Let a+b=9n where n is an integer and a and b are integers. So b=9n-a.
10a+b=10a+9n-a=9(a+n). Therefore a+n=(10a+b)/9, and, since a, n and b are integers, 10a+b must be divisible by 9 when the sum of the digits is a multiple of 9. The argument can be extended to cases where a and b are positive and less than 10. In cases where a>10, the argument can be extended to consider a=10a₁+a₂ where a₁ and a₂ are less than 10. So in any integer of n digits, their sum is divisible by 9 if the entire integer is divisible by 9.
(ii)(a) True. (The sum of the digits is divisible by 3)
Let a+b=3n, then 10a+b=10a+3n-a=3(3a+n). 3a+n=(10a+b)/3 so 10a+b is exactly divisible by 3 when a, b and n are integers. See (i) for extension of the argument.
(ii)(b) False, ABC must have C=0 or 5, because even multiples of 5 can be represented by 10x and odd multiples by 10x+5 where x is an integer (2x is an even multiple, 2x+1 is an odd multiple).
(iii) False. A n-sided polygon has n internal angles.

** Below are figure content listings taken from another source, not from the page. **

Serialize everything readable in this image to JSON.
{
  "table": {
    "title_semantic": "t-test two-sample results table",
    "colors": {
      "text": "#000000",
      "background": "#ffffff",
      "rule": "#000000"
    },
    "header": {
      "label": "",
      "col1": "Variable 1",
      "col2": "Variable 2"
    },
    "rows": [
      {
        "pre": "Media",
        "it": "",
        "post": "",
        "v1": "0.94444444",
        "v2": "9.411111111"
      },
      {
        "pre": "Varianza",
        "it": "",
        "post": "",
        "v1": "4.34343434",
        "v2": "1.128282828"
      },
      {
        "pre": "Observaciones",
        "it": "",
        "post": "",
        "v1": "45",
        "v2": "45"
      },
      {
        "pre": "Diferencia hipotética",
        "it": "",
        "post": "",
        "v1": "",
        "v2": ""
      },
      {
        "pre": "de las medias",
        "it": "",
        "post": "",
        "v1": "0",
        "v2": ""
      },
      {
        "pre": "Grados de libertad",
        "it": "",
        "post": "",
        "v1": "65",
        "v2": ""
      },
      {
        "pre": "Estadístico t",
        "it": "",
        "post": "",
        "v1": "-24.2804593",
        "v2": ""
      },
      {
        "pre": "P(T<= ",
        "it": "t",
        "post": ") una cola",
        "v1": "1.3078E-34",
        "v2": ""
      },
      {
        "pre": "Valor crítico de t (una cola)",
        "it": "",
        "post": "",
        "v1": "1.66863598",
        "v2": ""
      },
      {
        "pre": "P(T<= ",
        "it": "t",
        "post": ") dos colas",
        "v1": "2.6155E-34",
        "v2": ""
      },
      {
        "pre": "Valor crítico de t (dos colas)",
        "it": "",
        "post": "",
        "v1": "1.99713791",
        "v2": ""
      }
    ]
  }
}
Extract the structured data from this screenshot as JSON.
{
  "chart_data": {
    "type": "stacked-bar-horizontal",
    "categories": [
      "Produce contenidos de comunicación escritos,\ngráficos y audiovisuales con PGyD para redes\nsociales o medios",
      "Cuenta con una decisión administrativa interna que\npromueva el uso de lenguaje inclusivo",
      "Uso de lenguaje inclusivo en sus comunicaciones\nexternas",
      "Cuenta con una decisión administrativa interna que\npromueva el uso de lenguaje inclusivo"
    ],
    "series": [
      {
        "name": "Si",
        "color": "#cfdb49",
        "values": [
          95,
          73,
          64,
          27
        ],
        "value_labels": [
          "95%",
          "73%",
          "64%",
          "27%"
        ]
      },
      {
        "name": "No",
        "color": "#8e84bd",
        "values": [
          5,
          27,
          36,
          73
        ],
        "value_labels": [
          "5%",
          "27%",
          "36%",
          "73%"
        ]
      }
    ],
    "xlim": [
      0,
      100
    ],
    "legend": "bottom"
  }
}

Two non-parallel lines form one internal angle between them. Three open lines form an additional internal angle. (As many external angles are also formed such that the sum of any internal and associated external angle is 360 degrees.) In general, n open lines create n-1 internal angles, because one angle is created between each pair of adjacent lines. When the end lines are connected by another line, two angles are formed, one at each end of the line. The figure created is a polygon, n-gon. If the original number of lines was n, the number of sides of the polygon increases by 1 to n+1 and the number of angles increases by 2 to n-1+2=n+1, the number of sides.